Palmesel: Das schon, er hatte sogar schon das himmlische Jerusalem angekündigt. Aber er hat auch das Leid dieser Stadt gespürt, ihre drohende Vernichtung, ihre Untreue gegenüber Gott. Er hat um sie getrauert, wie man trauert um eine verlorene Heimat. Und das konnte er nicht schöner sagen als mit Bildern aus der Welt von uns Tieren: Wie eine Henne ihre Küken unter ihre Flügel nimmt, so wollte diese Stadt ihren Söhnen und Töchtern Sicherheit und Frieden schenken. Ich habe ihn dabei weinen gesehen.

Du: Ein weinender König auf einem Esel – was für ein Schauspiel!

Palmesel: Jetzt begreifst Du langsam die wahre Tragik dieses Palmsonntagmorgens. Es war zum Davonlaufen. Ich habe es selbst fast nicht ausgehalten. Aber die Demut, mit der Jesus selbst diesen Weg ging, hat mich dann doch überzeugt. Wer so auf den Vater im Himmel vertraut, der kann sich auch auf diesen Weg begeben. 

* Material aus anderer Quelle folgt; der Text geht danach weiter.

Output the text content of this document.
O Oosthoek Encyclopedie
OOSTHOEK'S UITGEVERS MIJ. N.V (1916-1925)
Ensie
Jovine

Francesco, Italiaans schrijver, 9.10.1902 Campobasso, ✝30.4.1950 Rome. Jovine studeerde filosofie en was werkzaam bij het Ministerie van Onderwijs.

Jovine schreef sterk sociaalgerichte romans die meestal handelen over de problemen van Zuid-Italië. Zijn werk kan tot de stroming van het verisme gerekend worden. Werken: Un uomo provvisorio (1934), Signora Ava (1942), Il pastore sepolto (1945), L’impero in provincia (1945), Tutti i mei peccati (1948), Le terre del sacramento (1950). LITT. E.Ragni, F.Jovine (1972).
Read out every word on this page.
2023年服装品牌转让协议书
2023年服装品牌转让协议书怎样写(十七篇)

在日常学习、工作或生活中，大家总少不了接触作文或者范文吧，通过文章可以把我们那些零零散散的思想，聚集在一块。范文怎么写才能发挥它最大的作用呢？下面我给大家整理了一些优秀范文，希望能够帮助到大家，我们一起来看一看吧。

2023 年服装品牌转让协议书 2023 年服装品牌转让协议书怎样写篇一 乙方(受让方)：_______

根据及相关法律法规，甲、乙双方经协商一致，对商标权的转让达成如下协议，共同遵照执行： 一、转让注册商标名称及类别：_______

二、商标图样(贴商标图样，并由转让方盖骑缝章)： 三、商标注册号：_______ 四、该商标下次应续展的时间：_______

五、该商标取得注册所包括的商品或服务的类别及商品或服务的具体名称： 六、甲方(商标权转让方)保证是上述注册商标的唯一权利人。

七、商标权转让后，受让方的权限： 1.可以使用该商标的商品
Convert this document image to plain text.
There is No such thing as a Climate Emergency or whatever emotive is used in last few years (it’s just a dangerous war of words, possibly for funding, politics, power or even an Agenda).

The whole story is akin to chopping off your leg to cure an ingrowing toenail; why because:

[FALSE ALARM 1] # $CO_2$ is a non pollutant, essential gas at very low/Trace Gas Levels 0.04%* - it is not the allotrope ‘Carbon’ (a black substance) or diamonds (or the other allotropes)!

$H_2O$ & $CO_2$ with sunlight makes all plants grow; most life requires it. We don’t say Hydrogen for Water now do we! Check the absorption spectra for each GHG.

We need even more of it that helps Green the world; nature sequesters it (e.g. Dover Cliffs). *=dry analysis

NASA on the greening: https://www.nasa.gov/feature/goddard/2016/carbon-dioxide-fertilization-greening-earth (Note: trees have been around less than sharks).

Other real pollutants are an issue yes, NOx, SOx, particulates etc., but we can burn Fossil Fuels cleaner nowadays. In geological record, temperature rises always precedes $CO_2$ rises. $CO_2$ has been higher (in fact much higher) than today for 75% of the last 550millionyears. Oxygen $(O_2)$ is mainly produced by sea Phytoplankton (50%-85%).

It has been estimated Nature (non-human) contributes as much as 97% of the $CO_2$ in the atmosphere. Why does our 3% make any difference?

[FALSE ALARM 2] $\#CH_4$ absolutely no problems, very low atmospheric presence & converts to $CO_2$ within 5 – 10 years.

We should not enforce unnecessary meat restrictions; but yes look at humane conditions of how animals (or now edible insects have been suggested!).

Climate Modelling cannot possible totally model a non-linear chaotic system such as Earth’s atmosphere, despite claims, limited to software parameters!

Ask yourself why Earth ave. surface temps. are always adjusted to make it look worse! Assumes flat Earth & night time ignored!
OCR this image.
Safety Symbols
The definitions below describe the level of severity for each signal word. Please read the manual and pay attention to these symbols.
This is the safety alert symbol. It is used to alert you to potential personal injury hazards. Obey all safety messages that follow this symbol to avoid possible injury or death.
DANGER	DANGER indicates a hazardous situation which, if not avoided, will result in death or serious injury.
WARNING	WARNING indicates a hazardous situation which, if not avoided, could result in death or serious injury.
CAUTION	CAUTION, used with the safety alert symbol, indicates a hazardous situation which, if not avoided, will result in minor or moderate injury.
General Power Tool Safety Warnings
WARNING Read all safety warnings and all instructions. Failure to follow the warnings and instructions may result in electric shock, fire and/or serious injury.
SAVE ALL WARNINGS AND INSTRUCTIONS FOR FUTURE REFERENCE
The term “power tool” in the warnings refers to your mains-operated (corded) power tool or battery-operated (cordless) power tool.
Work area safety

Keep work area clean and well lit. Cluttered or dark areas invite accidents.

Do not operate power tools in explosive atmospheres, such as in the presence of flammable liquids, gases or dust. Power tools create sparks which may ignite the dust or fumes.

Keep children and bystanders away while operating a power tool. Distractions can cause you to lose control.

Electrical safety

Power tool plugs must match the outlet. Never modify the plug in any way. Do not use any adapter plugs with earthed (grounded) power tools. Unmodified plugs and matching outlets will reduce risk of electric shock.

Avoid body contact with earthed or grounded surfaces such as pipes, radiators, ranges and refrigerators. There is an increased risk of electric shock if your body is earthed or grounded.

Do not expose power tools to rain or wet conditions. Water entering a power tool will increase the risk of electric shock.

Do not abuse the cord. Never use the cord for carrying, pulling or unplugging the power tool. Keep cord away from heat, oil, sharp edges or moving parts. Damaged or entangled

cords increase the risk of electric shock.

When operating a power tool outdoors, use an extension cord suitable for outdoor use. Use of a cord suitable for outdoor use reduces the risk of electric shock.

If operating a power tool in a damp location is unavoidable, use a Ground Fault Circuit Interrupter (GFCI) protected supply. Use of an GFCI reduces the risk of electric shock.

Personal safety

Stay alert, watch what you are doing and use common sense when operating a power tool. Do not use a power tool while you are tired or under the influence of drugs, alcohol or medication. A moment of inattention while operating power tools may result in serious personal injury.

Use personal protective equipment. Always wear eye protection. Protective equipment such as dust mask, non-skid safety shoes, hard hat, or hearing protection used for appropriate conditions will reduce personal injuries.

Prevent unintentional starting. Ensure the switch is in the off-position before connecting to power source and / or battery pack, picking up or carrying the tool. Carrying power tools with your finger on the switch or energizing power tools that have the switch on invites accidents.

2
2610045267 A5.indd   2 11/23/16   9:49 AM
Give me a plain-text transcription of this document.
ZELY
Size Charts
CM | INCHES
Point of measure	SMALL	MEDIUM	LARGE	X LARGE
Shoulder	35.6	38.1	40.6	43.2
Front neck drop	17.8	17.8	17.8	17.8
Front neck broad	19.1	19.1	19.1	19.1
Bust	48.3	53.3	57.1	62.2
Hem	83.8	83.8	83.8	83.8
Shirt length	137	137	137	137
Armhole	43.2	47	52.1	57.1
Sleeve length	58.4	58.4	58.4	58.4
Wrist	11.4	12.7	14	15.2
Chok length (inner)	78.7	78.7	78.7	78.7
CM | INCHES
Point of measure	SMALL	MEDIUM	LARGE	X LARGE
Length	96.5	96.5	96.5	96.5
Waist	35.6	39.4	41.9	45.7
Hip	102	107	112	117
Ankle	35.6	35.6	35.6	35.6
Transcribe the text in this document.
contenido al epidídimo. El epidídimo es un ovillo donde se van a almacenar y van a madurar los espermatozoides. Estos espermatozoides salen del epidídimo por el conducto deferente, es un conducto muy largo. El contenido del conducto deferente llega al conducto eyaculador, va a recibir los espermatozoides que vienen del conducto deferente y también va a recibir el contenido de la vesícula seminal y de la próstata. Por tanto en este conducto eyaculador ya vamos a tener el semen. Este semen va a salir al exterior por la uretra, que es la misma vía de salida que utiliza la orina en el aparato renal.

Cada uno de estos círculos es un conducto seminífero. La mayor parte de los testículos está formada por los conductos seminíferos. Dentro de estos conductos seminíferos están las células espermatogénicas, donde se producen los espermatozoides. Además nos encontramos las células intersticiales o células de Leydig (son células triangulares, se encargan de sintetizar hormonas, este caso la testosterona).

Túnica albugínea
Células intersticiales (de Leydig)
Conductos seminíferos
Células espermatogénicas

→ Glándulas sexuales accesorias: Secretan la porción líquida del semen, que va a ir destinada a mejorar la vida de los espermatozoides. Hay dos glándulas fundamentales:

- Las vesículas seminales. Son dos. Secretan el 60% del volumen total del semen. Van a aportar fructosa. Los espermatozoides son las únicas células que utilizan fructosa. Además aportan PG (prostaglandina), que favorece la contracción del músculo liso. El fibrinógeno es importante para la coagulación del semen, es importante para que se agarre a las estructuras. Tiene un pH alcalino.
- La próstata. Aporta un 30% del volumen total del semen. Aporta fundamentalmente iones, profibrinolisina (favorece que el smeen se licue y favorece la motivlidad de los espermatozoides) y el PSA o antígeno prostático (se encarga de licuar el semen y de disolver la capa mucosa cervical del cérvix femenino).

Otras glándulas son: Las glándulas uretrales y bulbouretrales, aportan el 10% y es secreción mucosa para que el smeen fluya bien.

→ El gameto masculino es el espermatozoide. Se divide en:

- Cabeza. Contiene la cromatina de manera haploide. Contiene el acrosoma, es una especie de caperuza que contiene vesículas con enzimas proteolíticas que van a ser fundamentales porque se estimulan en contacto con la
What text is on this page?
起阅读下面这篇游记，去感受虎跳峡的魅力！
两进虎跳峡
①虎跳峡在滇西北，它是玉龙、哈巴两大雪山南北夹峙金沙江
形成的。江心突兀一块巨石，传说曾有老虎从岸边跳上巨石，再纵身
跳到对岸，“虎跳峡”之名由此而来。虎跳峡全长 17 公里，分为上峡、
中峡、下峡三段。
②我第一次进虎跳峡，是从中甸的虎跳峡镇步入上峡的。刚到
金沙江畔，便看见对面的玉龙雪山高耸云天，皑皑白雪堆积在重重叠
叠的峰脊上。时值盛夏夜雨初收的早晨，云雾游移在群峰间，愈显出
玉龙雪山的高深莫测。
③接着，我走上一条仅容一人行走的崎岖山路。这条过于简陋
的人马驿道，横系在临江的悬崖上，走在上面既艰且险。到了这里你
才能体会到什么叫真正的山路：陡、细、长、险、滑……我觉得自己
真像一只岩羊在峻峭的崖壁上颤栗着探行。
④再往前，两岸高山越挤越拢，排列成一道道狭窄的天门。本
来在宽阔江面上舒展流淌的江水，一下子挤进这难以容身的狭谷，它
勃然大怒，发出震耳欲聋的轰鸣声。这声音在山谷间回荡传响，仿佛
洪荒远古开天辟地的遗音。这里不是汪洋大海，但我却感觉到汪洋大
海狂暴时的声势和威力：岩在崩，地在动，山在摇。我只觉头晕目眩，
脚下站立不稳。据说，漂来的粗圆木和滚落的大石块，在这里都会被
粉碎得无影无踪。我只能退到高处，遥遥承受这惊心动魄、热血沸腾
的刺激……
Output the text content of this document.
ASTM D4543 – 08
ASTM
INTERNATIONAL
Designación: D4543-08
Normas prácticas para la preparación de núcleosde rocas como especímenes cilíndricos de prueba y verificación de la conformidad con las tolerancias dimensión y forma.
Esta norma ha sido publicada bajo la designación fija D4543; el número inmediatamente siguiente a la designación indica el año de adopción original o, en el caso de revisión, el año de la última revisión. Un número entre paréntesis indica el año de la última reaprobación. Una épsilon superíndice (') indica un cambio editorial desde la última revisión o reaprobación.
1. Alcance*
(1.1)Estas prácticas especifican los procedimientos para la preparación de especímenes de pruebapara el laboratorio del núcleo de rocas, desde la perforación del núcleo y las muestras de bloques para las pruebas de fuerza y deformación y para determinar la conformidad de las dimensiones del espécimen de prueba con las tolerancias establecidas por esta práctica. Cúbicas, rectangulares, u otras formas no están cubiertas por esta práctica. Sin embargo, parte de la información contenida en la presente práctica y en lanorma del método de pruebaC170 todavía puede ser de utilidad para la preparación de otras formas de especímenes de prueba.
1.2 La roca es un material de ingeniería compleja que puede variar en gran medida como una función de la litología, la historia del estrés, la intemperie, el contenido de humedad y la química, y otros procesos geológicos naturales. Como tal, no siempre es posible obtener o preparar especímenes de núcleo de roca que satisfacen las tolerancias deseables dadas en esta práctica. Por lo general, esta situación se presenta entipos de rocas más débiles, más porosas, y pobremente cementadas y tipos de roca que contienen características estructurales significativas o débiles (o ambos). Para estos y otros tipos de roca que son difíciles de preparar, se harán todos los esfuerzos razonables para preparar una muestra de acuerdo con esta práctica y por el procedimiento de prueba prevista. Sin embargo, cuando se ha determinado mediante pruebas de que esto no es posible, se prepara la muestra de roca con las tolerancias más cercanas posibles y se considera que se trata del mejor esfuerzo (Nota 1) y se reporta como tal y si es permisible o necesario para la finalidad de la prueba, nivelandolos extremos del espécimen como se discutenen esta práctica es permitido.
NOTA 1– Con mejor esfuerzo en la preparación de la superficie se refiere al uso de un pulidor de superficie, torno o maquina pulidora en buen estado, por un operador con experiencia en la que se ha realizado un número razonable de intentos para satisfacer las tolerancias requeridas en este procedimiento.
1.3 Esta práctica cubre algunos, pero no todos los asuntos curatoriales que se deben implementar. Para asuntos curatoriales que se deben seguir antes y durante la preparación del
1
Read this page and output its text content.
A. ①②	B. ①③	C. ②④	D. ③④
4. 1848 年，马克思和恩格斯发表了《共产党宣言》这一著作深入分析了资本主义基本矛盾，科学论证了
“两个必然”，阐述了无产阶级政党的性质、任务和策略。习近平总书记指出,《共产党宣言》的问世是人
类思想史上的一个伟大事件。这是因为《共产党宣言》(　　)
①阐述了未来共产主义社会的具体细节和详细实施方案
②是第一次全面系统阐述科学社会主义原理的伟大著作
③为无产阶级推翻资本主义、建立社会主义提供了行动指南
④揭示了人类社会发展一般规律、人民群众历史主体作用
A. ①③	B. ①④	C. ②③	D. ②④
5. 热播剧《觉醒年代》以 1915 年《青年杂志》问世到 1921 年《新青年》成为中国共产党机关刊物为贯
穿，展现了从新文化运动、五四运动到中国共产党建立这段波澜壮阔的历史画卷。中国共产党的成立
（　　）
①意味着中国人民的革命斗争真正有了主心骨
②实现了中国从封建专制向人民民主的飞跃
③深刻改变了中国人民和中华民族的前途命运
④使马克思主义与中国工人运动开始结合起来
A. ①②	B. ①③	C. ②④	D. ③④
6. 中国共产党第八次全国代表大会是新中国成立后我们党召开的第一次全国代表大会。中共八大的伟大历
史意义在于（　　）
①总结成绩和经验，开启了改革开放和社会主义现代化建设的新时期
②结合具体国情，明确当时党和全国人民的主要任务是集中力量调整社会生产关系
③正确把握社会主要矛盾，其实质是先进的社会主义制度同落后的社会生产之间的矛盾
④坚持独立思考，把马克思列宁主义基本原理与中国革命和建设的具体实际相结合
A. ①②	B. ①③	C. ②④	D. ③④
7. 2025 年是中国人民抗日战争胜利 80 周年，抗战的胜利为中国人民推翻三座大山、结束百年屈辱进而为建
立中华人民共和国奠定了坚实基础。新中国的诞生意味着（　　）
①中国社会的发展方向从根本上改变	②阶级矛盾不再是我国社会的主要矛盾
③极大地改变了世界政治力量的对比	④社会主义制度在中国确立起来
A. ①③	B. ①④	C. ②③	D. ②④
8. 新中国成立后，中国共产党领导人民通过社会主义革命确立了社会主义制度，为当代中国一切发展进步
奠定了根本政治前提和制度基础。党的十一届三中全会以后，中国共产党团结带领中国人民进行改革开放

Du: Aber ich hätte es auch verstanden, wenn Jesus kehrt gemacht hätte.

Palmesel: Dann wäre er nicht Jesus gewesen. Er verfluchte die Stadt nicht, in der so viel bitteres Leid auf ihn wartete. Er segnete sie. Und er segnete mich. Und er segnet dich. Gesegnet sei, der da kommt im Namen des Herrn. Die Kleider auf der Straße, der Palmzweig in der Hand, beides sagt dir: Du selbst sollst die Straße oder der Weg sein, auf dem Jesus zu uns kommt. Du selbst sollst ihn begrüßen und deine Tore für ihn öffnen. Und du darfst teilhaben an seinem demütigen Sieg. Die Palme ist immer auch ein Siegeszeichen. Und vergiss die Eselin nicht! Ohne mich wäre der Palmsonntag den Menschen nicht halb so gut im Gedächtnis geblieben…

Du: Danke dir! Jetzt bist du mir noch wertvoller geworden!